I recently made a big commitment: I finally became a Mac person. After years—decades, really—of owning PCs, I was in the market for a new laptop. I’d long ago committed to the Apple ecosystem in other ways—with iPhones and iPads—but I’d resisted the computers. I had one at work. I was familiar with them. There were some things I liked, a lot I didn’t, and some features I was just apathetic about. (How can anyone be expected to learn so many keyboard shortcuts?) But there were two things that were important to me: weight and battery life. I wanted a laptop that I could easily carry in a bag without pulling my shoulder out of joint and that can run all day without being plugged in. Rather than spend more hours of my life combing through reviews to find which one of the many, many Windows laptops out there would be best, I took the easy route. I bought a MacBook Air.

If there’s one thing I truly appreciate about Apple, it is that the company keeps it simple. There’s no combing through endless models and deciding which features and add-ons you want. Even though Apple products are rather predictable, I found myself surprised by my new purchase. It wasn’t until my laptop arrived and I started putting it to work that I really started to understand the user experience (UX).

This might sound silly. We all have 100 user experiences a day—and I have to think and write about UX from the digital perspective—but when I finally immersed myself in the Apple ecosystem, I really got it for the first time. Although I used my Mac at work for years, it wasn’t connected to the same accounts as my iPhone or iPad, so I’d been missing out on the totality of the experience.

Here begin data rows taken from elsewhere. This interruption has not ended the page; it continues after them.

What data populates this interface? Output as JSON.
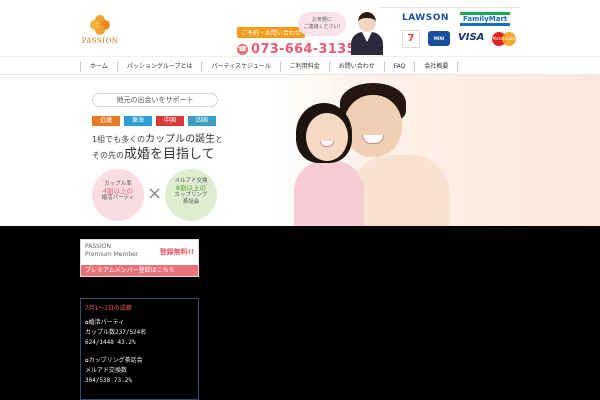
{
  "header": {
    "topline": "＿＿＿＿＿＿＿＿＿＿＿＿＿＿＿＿＿＿＿＿＿＿＿＿＿＿＿＿",
    "logo_text": "PASSION",
    "contact_label": "ご予約・お問い合わせ",
    "phone": "073-664-3135",
    "bubble_text": "お気軽に\nご連絡ください!",
    "brands": {
      "lawson": "LAWSON",
      "familymart": "FamilyMart",
      "seven": "7",
      "ministop": "MINI STOP",
      "visa": "VISA",
      "mastercard": "MasterCard"
    }
  },
  "nav": {
    "items": [
      "ホーム",
      "パッショングループとは",
      "パーティスケジュール",
      "ご利用料金",
      "お問い合わせ",
      "FAQ",
      "会社概要"
    ]
  },
  "hero": {
    "tagline": "地元の出会いをサポート",
    "regions": [
      "近畿",
      "東海",
      "中国",
      "四国"
    ],
    "copy1_pre": "1組でも多くの",
    "copy1_accent": "カップルの誕生",
    "copy1_post": "と",
    "copy2_pre": "その先の",
    "copy2_accent": "成婚を目指して",
    "circle_left": {
      "line1": "カップル率",
      "big": "4割以上の",
      "line3": "婚活パーティ"
    },
    "circle_right": {
      "line1": "メルアド交換",
      "big": "8割以上の",
      "line3": "カップリング",
      "line4": "茶話会"
    },
    "cross": "×"
  },
  "member": {
    "title_line1": "PASSION",
    "title_line2": "Premium Member",
    "free": "登録無料!!",
    "link": "プレミアムメンバー登録はこちら"
  },
  "stats": {
    "heading": "7月1〜2日の成績",
    "block1_title": "✿婚活パーティ",
    "block1_line1": "カップル数237/524名",
    "block1_line2": "624/1448 43.2%",
    "block2_title": "✿カップリング茶話会",
    "block2_line1": "メルアド交換数",
    "block2_line2": "304/538 73.2%"
  },
  "colors": {
    "accent_pink": "#e85a6a",
    "orange": "#f29b1a",
    "dark_bg": "#000000"
  }
}
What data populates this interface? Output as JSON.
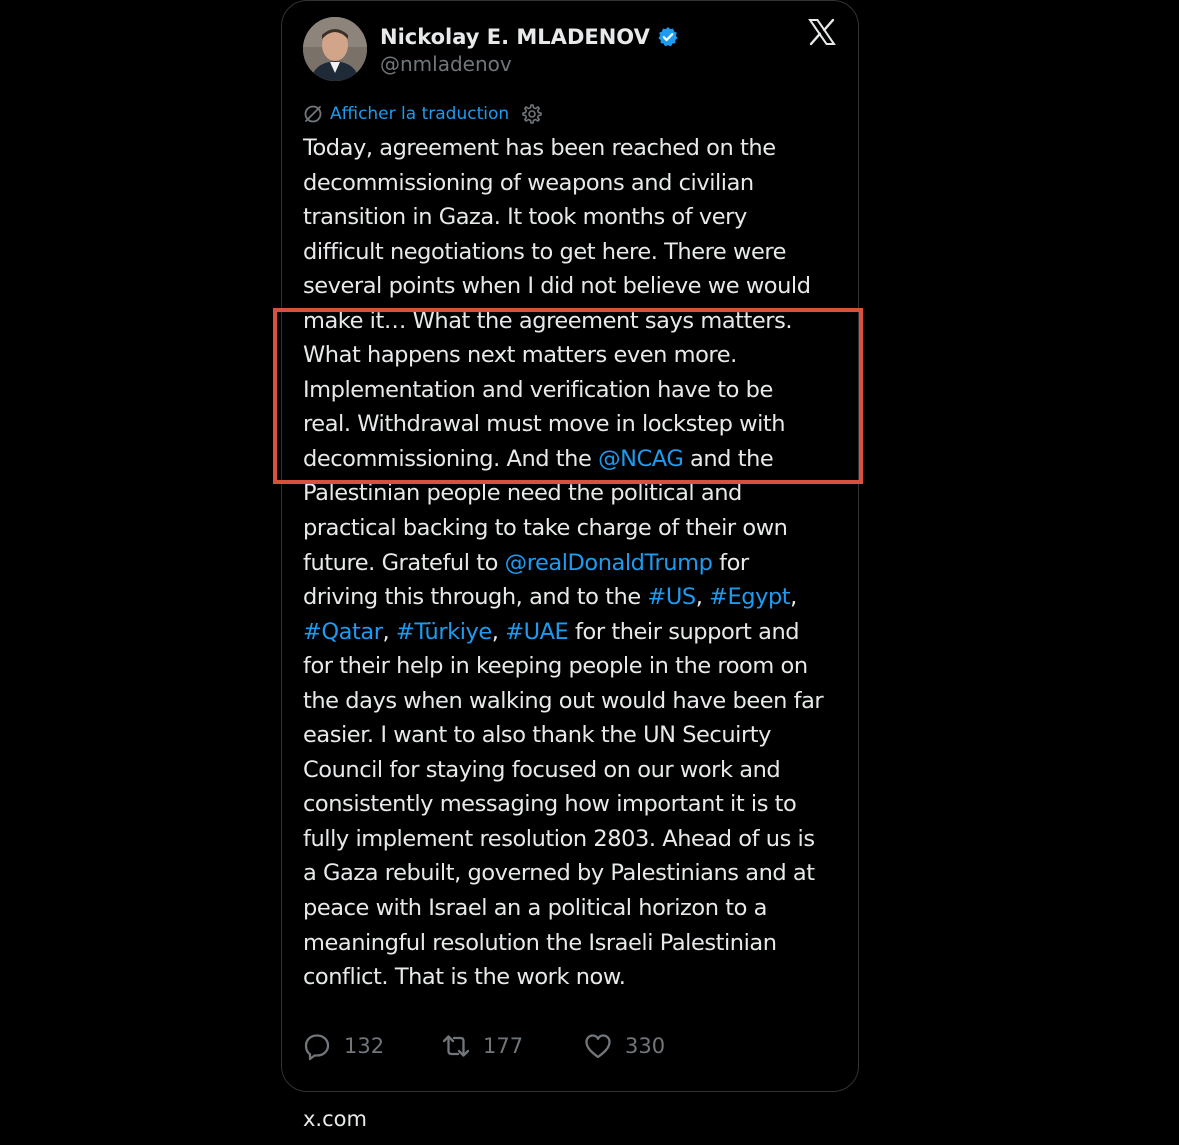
{
  "tweet": {
    "author_name": "Nickolay E. MLADENOV",
    "author_handle": "@nmladenov",
    "verified_icon": "verified-badge",
    "platform_icon": "x-logo",
    "translate_label": "Afficher la traduction",
    "lines": [
      [
        {
          "t": "Today, agreement has been reached on the"
        }
      ],
      [
        {
          "t": "decommissioning of weapons and civilian"
        }
      ],
      [
        {
          "t": "transition in Gaza. It took months of very"
        }
      ],
      [
        {
          "t": "difficult negotiations to get here. There were"
        }
      ],
      [
        {
          "t": "several points when I did not believe we would"
        }
      ],
      [
        {
          "t": "make it… What the agreement says matters."
        }
      ],
      [
        {
          "t": "What happens next matters even more."
        }
      ],
      [
        {
          "t": "Implementation and verification have to be"
        }
      ],
      [
        {
          "t": "real. Withdrawal must move in lockstep with"
        }
      ],
      [
        {
          "t": "decommissioning. And the "
        },
        {
          "t": "@NCAG",
          "link": true
        },
        {
          "t": " and the"
        }
      ],
      [
        {
          "t": "Palestinian people need the political and"
        }
      ],
      [
        {
          "t": "practical backing to take charge of their own"
        }
      ],
      [
        {
          "t": "future. Grateful to "
        },
        {
          "t": "@realDonaldTrump",
          "link": true
        },
        {
          "t": " for"
        }
      ],
      [
        {
          "t": "driving this through, and to the "
        },
        {
          "t": "#US",
          "link": true
        },
        {
          "t": ", "
        },
        {
          "t": "#Egypt",
          "link": true
        },
        {
          "t": ","
        }
      ],
      [
        {
          "t": "#Qatar",
          "link": true
        },
        {
          "t": ", "
        },
        {
          "t": "#Türkiye",
          "link": true
        },
        {
          "t": ", "
        },
        {
          "t": "#UAE",
          "link": true
        },
        {
          "t": " for their support and"
        }
      ],
      [
        {
          "t": "for their help in keeping people in the room on"
        }
      ],
      [
        {
          "t": "the days when walking out would have been far"
        }
      ],
      [
        {
          "t": "easier. I want to also thank the UN Secuirty"
        }
      ],
      [
        {
          "t": "Council for staying focused on our work and"
        }
      ],
      [
        {
          "t": "consistently messaging how important it is to"
        }
      ],
      [
        {
          "t": "fully implement resolution 2803. Ahead of us is"
        }
      ],
      [
        {
          "t": "a Gaza rebuilt, governed by Palestinians and at"
        }
      ],
      [
        {
          "t": "peace with Israel an a political horizon to a"
        }
      ],
      [
        {
          "t": "meaningful resolution the Israeli Palestinian"
        }
      ],
      [
        {
          "t": "conflict. That is the work now."
        }
      ]
    ],
    "actions": {
      "replies": "132",
      "reposts": "177",
      "likes": "330"
    }
  },
  "annotation": {
    "highlight_color": "#d6523e"
  },
  "colors": {
    "background": "#000000",
    "text": "#e7e9ea",
    "secondary_text": "#71767b",
    "link": "#1d9bf0",
    "verified": "#1d9bf0"
  },
  "footer": {
    "source": "x.com"
  }
}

This is going to sound simplistic, almost silly, of me, but one of my favorite features is iMessage. I’ve been bouncing back and forth between messages on my phone and tablet for years, but for some reason, it never occurred to me that I would now be able to answer messages straight from the computer. (I know, I sound like a simpleton.) The idea that I don’t have to pick up my phone to answer a text—or, for that matter, a phone call—while I’m working on my computer is perhaps my single greatest technology-related joy.

But I had to ask myself, why am I—the editor of a magazine in which practically all I do is talk about the importance of digital experience—just now having an epiphany about what this all means? Why haven’t I already had some multiplatform, omnichannel, mobile-first, [insert other hyphenated buzzwords here] experience blow my mind?

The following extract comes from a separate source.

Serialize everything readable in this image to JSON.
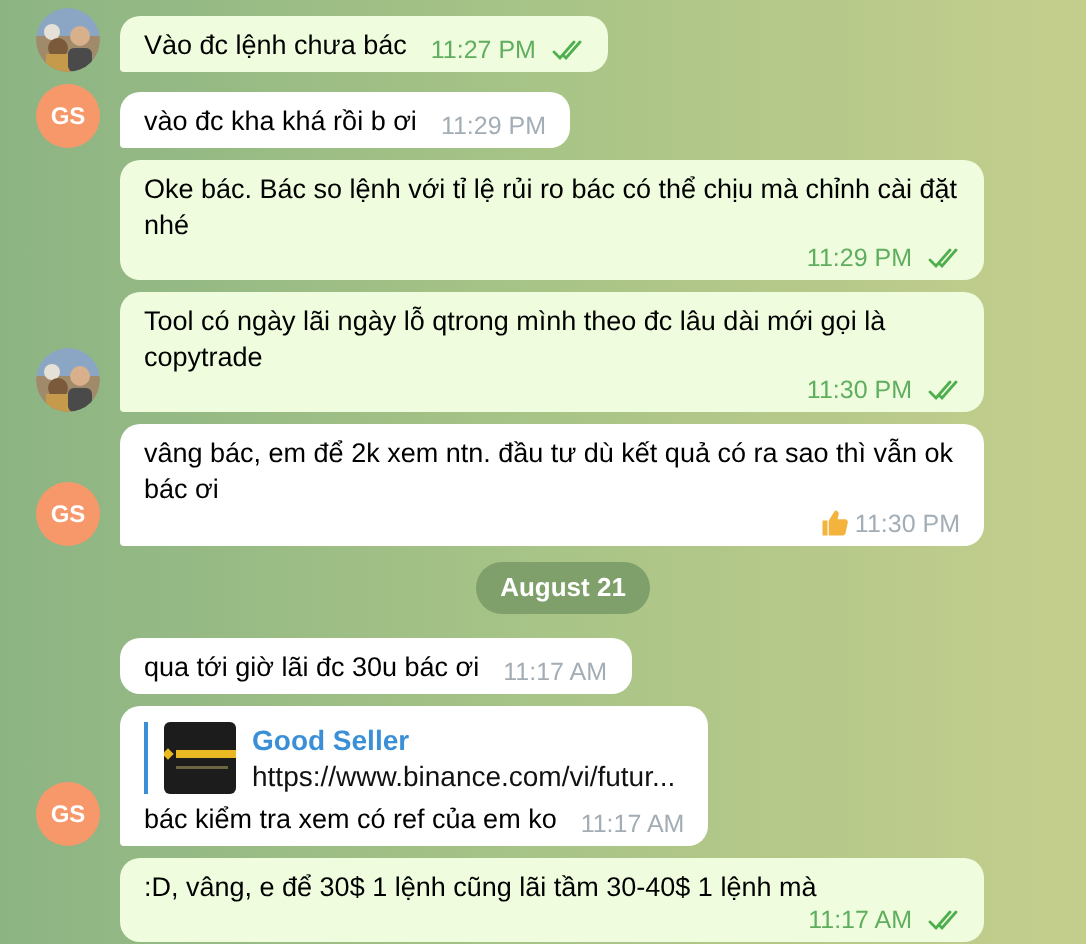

Well, the truth is, creating that kind of experience is really hard. Apple has decades of relentless focus on the UX behind its products. It’s also important to note that when I talk about Apple, I’m mostly talking about hardware. The fact is, I know more than one person who complains about the Podcast app on a regular basis. Apple basically invented the podcast out of thin air, but for some reason, people are still downloading apps such as Stitcher to get their favorite content. Why? Because when we start talking about content, and the digital experience that surrounds it, things start getting a whole lot trickier—and even Apple hasn’t quite untied that knot yet.

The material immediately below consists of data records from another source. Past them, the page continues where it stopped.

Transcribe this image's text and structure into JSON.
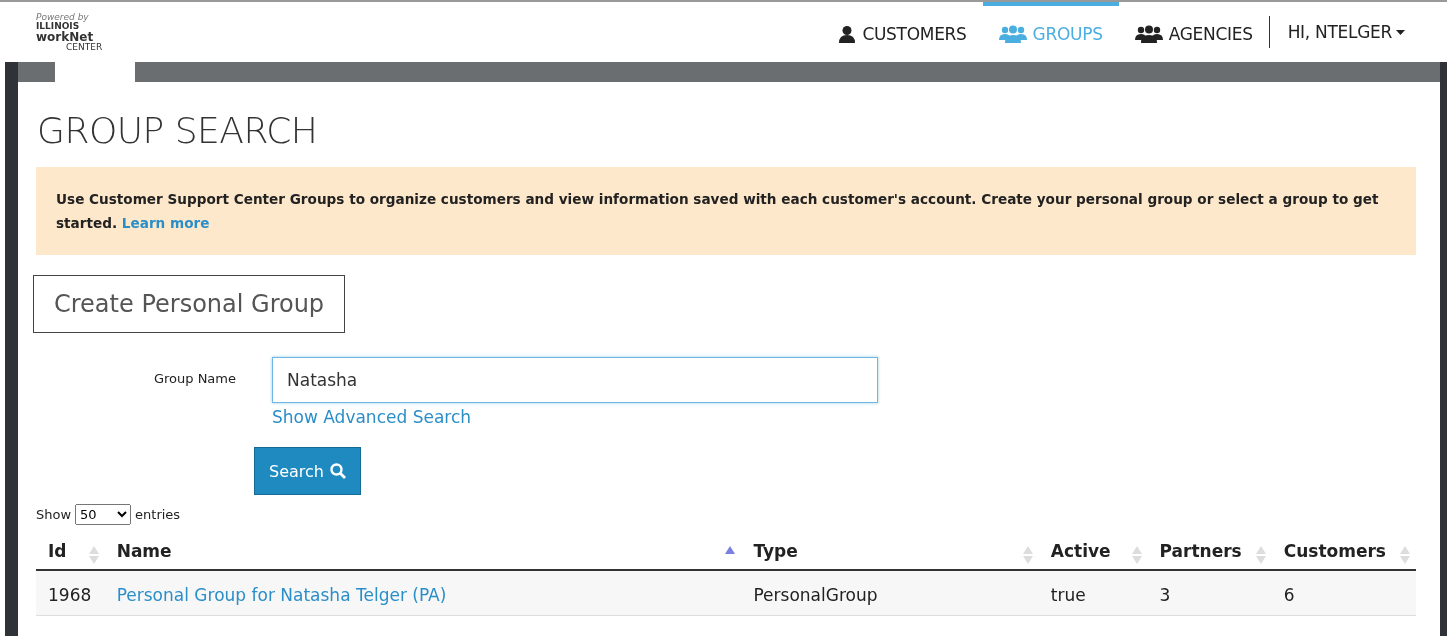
{
  "logo": {
    "powered": "Powered by",
    "state": "ILLINOIS",
    "brand": "workNet",
    "sub": "CENTER"
  },
  "nav": [
    {
      "label": "CUSTOMERS",
      "kind": "person",
      "selected": false
    },
    {
      "label": "GROUPS",
      "kind": "group",
      "selected": true
    },
    {
      "label": "AGENCIES",
      "kind": "group",
      "selected": false
    }
  ],
  "user_menu": "HI, NTELGER",
  "page_title": "GROUP SEARCH",
  "notice": {
    "text": "Use Customer Support Center Groups to organize customers and view information saved with each customer's account. Create your personal group or select a group to get started.",
    "link": "Learn more"
  },
  "create_button": "Create Personal Group",
  "search_form": {
    "label": "Group Name",
    "value": "Natasha",
    "advanced_link": "Show Advanced Search",
    "button": "Search"
  },
  "length_menu": {
    "before": "Show",
    "value": "50",
    "after": "entries"
  },
  "table": {
    "columns": [
      {
        "label": "Id",
        "sorted": false
      },
      {
        "label": "Name",
        "sorted": true
      },
      {
        "label": "Type",
        "sorted": false
      },
      {
        "label": "Active",
        "sorted": false
      },
      {
        "label": "Partners",
        "sorted": false
      },
      {
        "label": "Customers",
        "sorted": false
      }
    ],
    "rows": [
      [
        "1968",
        "Personal Group for Natasha Telger (PA)",
        "PersonalGroup",
        "true",
        "3",
        "6"
      ]
    ]
  }
}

There is also a chasm between the experience Apple can offer to users who purchase its products, interact with them every day, and use them to store their most personal information and what just about any other company that is haphazardly collecting data on the web can offer users. And frankly, it’s a lot less creepy when a reminder I added to my calendar on my laptop pops up on my iPhone than it is when some store spends a month chasing me around the web with ads for a sweater I decided not to buy.

Perhaps what we should be taking away from this—and from the level of enthusiasm that we see from so many Apple customers—is that a good digital experience across all channels doesn’t mean you stalk your users wherever they are. It means that you figure out what they need and you give it to them, no matter where they are.